Cambodian exports soared 24 per cent year-on-year to $2.563 billion in the first two months of this year, despite the reverberating local and global effects of the Covid-19 pandemic.
The private sector believes that the Kingdom’s exports will suffer a sharp blow from this month as the US and Europe – economically devastated by the outbreak – stop importing garments, footwear and bags.
The Kingdom imported more than $3.6 billion worth of goods during the period, up 22 per cent over the year-ago period, according to Ministry of Economy and Finance data as reported by local channel BTV News on Tuesday.
The data shows that garments, footwear, bicycle and rice exports fuelled the growth. The Kingdom’s main imports were construction materials, machinery and fuel.
Garment Manufacturers Association in Cambodia (GMAC) secretary-general Ken Loo told The Post on Tuesday that the US and Europe have been suspending their orders of Cambodian goods.
“I think Cambodia’s exports will decline from now on. We are losing export markets for garment, footwear and travel products because of the Covid-19 pandemic, which has led the US and Europe to suspend their orders.
“Only when the virus has been contained and the US and Europe reopen will we be able to export there,” he said.

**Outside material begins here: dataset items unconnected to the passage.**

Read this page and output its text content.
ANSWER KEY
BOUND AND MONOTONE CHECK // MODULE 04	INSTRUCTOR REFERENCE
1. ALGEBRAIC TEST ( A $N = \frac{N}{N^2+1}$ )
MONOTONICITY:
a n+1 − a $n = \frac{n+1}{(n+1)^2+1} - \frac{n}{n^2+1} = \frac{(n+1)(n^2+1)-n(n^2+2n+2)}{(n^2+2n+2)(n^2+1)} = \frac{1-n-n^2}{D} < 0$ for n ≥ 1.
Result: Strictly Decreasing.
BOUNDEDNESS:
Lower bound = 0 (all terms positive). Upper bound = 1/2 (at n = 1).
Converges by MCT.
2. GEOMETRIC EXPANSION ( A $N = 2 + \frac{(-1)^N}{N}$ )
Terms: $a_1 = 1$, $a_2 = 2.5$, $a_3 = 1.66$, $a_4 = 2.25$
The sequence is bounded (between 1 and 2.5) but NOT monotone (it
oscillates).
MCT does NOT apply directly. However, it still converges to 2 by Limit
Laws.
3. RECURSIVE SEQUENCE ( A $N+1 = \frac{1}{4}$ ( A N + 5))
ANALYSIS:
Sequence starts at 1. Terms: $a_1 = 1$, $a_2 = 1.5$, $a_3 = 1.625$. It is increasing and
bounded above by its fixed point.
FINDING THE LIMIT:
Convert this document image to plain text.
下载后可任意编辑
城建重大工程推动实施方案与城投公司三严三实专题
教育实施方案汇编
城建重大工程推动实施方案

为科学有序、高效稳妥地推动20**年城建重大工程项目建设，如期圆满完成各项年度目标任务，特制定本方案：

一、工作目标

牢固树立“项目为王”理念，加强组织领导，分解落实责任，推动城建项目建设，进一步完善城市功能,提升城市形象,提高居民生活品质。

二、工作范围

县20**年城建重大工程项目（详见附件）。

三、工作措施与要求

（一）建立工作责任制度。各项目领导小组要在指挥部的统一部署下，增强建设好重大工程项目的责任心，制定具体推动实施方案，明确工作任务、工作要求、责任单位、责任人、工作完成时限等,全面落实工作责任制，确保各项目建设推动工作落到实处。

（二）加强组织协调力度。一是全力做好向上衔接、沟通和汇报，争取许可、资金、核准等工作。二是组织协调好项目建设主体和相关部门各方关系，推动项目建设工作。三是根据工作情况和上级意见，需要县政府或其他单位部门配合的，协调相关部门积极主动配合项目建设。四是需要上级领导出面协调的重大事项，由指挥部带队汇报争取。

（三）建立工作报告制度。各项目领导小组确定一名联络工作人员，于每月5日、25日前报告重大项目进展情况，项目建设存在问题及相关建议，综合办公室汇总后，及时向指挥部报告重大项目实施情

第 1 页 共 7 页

Cambodia Chamber of Commerce vice-president Lim Heng echoed Loo’s comments, saying that the Kingdom’s exports are set to decline starting this month.
“I saw that Cambodia’s exports continued to grow two months ago, as Covid-19 had not spread as far and wide as it has now,” he said.
The Ministry of Commerce on Monday appealed to buyers of the Kingdom’s garment, footwear and travel products to honour all pending purchase agreements.
“We would like you to abide by your contracts and not to cancel orders that have been placed on goods that have already been produced or are currently in production.
“You have contributed to the social development of millions of Cambodians who are depending on these sectors for their livelihood,” it said in an announcement.
On Friday, GMAC, along with nine other members of the Sustainable Textile of Asian Region network across six producing and exporting countries made a similar appeal.
They called on global brand companies, retailers and traders to be responsible in their purchasing decisions – to accept goods that have been delivered and to not retract orders or renegotiate their terms.
Loo said: “We seek your cooperation so that we can all uphold and honour our commitments to labour rights, social responsibilities, and to rebuild a sustainable supply chain. We ask that you honour the terms of the purchasing agreements for the orders that have already been placed.
“Fulfil your obligation and do not renegotiate the payment terms. Receive your goods and proceed with payment as agreed upon, for goods already produced as well as for goods currently in production.
“I am sure that if we all cooperate and work together, we will survive and become stronger. More importantly, our workers will also be able to survive and together we can rebuild our lives, our businesses and the industry,” he said.